The association said in a statement that the contract will benefit 14,000 registered nurses employed at the five major UC medical centers (including UC San Diego), 10 student health centers, and the Lawrence Berkeley National Laboratory. It says the agreement features host of improvements and protections for both patients and nurses.

If approved in voting starting this week, the contract would run through October 2022.

“This is such a tremendous accomplishment by nurses throughout the state, who stood strong for our patients and won the protections that they deserve because we will never stop advocating for safe patient care and for the rights of nurses as we provide that care,” said RN and bargaining team member Randy Howell. “UC nurses stood union strong, and we used our collective voice to win an agreement that is going to benefit patients all over California for years to come.”

The statement said the pact includes protections for staffing based on the level of care a patient’ illness requires, not based on UC budgetary goals; protections from unsafe assignments to areas requiring specialty expertise; improved protections around shift rotation; and language ensuring RNs’ right take their lawful meal and rest breaks.

“All of these safe staffing protections make for safe patient care … which is what UC patients deserve,” according to the statement.

The agreement also includes protections from violence.

“Given that healthcare workers experience extremely high rates of workplace violence, nurses say it’s critical that the tentative agreement states UC facilities must have a comprehensive workplace violence prevention plan in place in line with California’s nation-leading workplace violence law, as well as protections from sexual harassment,” according to the statement.

Additionally, healthcare workers cannot protect their patients without being protected themselves, say nurses, and to that end, the tentative agreement includes language strengthening the policies and equipment necessary to control the spread of communicable diseases in the hospital.

The tentative pact includes pay increases of at least 15 percent over the term of the contract, with additional wages that address economic disparity for a number of locations and job classifications, contributing to the recruitment and retention of quality, experienced nurses for the community.
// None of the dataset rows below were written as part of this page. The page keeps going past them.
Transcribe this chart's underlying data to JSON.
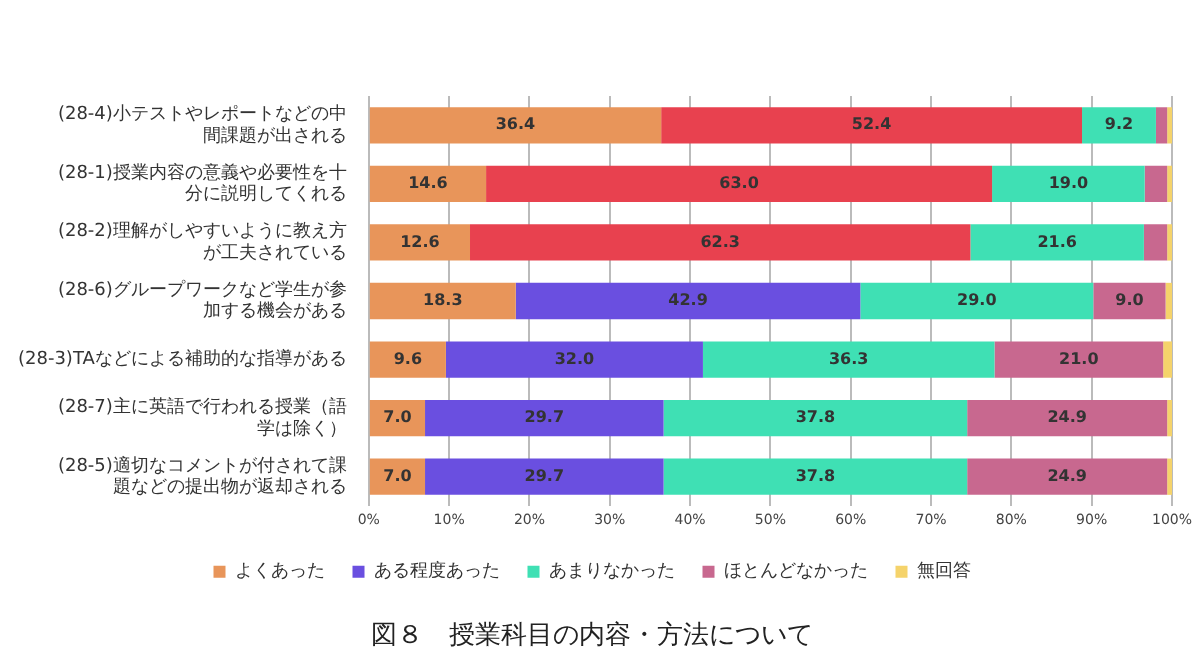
{
  "chart_data": {
    "type": "bar",
    "orientation": "horizontal",
    "stacked": true,
    "title": "図８　授業科目の内容・方法について",
    "categories": [
      "(28-4)小テストやレポートなどの中間課題が出される",
      "(28-1)授業内容の意義や必要性を十分に説明してくれる",
      "(28-2)理解がしやすいように教え方が工夫されている",
      "(28-6)グループワークなど学生が参加する機会がある",
      "(28-3)TAなどによる補助的な指導がある",
      "(28-7)主に英語で行われる授業（語学は除く）",
      "(28-5)適切なコメントが付されて課題などの提出物が返却される"
    ],
    "series": [
      {
        "name": "よくあった",
        "color": "#e8955a",
        "values": [
          36.4,
          14.6,
          12.6,
          18.3,
          9.6,
          7.0,
          7.0
        ],
        "value_labels": [
          "36.4",
          "14.6",
          "12.6",
          "18.3",
          "9.6",
          "7.0",
          "7.0"
        ]
      },
      {
        "name": "ある程度あった",
        "color": "#6a4fe0",
        "colors": [
          "#e8414f",
          "#e8414f",
          "#e8414f",
          "#6a4fe0",
          "#6a4fe0",
          "#6a4fe0",
          "#6a4fe0"
        ],
        "values": [
          52.4,
          63.0,
          62.3,
          42.9,
          32.0,
          29.7,
          29.7
        ],
        "value_labels": [
          "52.4",
          "63.0",
          "62.3",
          "42.9",
          "32.0",
          "29.7",
          "29.7"
        ]
      },
      {
        "name": "あまりなかった",
        "color": "#3fe0b4",
        "values": [
          9.2,
          19.0,
          21.6,
          29.0,
          36.3,
          37.8,
          37.8
        ],
        "value_labels": [
          "9.2",
          "19.0",
          "21.6",
          "29.0",
          "36.3",
          "37.8",
          "37.8"
        ]
      },
      {
        "name": "ほとんどなかった",
        "color": "#c8688f",
        "values": [
          1.4,
          2.8,
          2.9,
          9.0,
          21.0,
          24.9,
          24.9
        ],
        "value_labels": [
          null,
          null,
          null,
          "9.0",
          "21.0",
          "24.9",
          "24.9"
        ]
      },
      {
        "name": "無回答",
        "color": "#f5d36b",
        "values": [
          0.6,
          0.6,
          0.6,
          0.8,
          1.1,
          0.6,
          0.6
        ]
      }
    ],
    "xlim": [
      0,
      100
    ],
    "xticks": [
      {
        "value": 0,
        "label": "0%"
      },
      {
        "value": 10,
        "label": "10%"
      },
      {
        "value": 20,
        "label": "20%"
      },
      {
        "value": 30,
        "label": "30%"
      },
      {
        "value": 40,
        "label": "40%"
      },
      {
        "value": 50,
        "label": "50%"
      },
      {
        "value": 60,
        "label": "60%"
      },
      {
        "value": 70,
        "label": "70%"
      },
      {
        "value": 80,
        "label": "80%"
      },
      {
        "value": 90,
        "label": "90%"
      },
      {
        "value": 100,
        "label": "100%"
      }
    ],
    "grid": "x",
    "legend": "bottom"
  }
}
Nurses dedicating their lives to caring for UC patients also deserve to retire with dignity, say nurses who fought hard to ensure the tentative agreement preserves and protect pension benefits.

“We are beyond thrilled at this huge achievement, which is not just a win for RNs, but for everyone in our care. We did this for communities all over California, because it is our duty to advocate for them,” said bargaining team member Michelle Kay, Nurse Practitioner at UCB Student Health.

The California Nurses Association has 100,000 members statewide and is affiliated with National Nurses United, the largest and fastest growing union of RNs in the nation. CNA/NNU say they have won landmark health and safety protections for nurses and patients in the areas of staffing, safe patient handling, infectious disease and workplace violence protection.

There was no immediate reaction from the UC system, but Dwaine B. Duckett, UC vice president for human resources, praised both sides after the tentative agreement was announced last weekend.

“Leadership from both sides got back to the table and worked very hard to resolve the issues, and we are pleased to have reached a tentative agreement at this point,” Duckett said. “We appreciate our nurses ongoing dedication to their patients and to UC.”